A raíz del conflicto político e institucional que atraviesa Libia, la producción de petróleo se vio reducida a la mitad debido al cierre de varias instalaciones, entre ellas el principal campo, llamado El Sharara, según informó en abril la National Oil Corporation (NOC). Si bien desde el derrocamiento de Gaddafi en 2011 la lucha por el control del petróleo ha sido continua, el actual cierre se explica en la disputa entre el gobierno de Abdul Hamid Dbeibah (GNU) y el de Fathi Bashaga en Tobruk, tanto por la legitimidad de gobierno como por la principal fuente de generación de riqueza del país.

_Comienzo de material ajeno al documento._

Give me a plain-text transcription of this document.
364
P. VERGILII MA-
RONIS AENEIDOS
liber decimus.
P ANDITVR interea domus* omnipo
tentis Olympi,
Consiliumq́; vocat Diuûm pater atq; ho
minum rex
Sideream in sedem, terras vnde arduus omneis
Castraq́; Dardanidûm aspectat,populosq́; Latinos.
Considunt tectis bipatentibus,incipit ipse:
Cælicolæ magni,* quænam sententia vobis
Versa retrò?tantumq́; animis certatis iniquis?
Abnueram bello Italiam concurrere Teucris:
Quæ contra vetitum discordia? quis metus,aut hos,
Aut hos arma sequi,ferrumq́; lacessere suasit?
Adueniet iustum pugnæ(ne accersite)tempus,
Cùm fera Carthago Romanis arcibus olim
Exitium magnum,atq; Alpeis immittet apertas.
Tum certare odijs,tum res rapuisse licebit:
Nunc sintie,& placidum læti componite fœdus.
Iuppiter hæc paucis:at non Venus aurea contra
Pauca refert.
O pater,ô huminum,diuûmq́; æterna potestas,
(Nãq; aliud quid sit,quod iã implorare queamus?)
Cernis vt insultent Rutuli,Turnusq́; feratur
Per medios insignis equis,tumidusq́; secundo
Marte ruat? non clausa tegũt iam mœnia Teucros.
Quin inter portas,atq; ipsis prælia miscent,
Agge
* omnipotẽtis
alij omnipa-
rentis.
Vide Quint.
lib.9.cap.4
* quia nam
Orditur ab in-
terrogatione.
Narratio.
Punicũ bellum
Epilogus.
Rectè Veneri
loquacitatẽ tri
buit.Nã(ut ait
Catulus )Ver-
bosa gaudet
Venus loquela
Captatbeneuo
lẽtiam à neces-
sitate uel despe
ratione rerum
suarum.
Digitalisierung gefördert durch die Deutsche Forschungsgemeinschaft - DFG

La producción libia, estimada en 1,2 millones de barriles diarios, se ha reducido a poco menos de 600 mil bdp “causando una pérdida de alrededor de 60 millones de USD diarios” según afirmó el ministro de Petróleo y Gas del GNU, Mohammed Aoun. El desencadenante fue la aprobación en abril de la NOC para transferir 8 mil millones de USD al Ministerio de Finanzas del GNU en Trípoli. Posteriormente, según denunció la NOC, diversas milicias bloquearon el acceso a los campos, provocando el cierre de las plantas.
En un contexto crítico debido al conflicto en Ucrania, las fuertes tensiones en la Unión Europea por cortar su dependencia del petróleo ruso y el aumento del precio del barril, EE.UU. aumentó la 5 presión hacia las autoridades libias para que logren reactivar la producción.
La estadounidense Stephanie Williams, Asesora Especial de Naciones Unidas para Libia, en llamada con Bashaga, pidió “levantar el bloqueo y aislar la producción de petróleo de la lucha política”. Por su parte, el embajador Richard Norland emitió un fuerte comunicado en el mismo sentido, remarcando las consecuencias del bloqueo para los libios y exigiendo un mecanismo equitativo y transparente que evite el desvío de fondos por motivos políticos.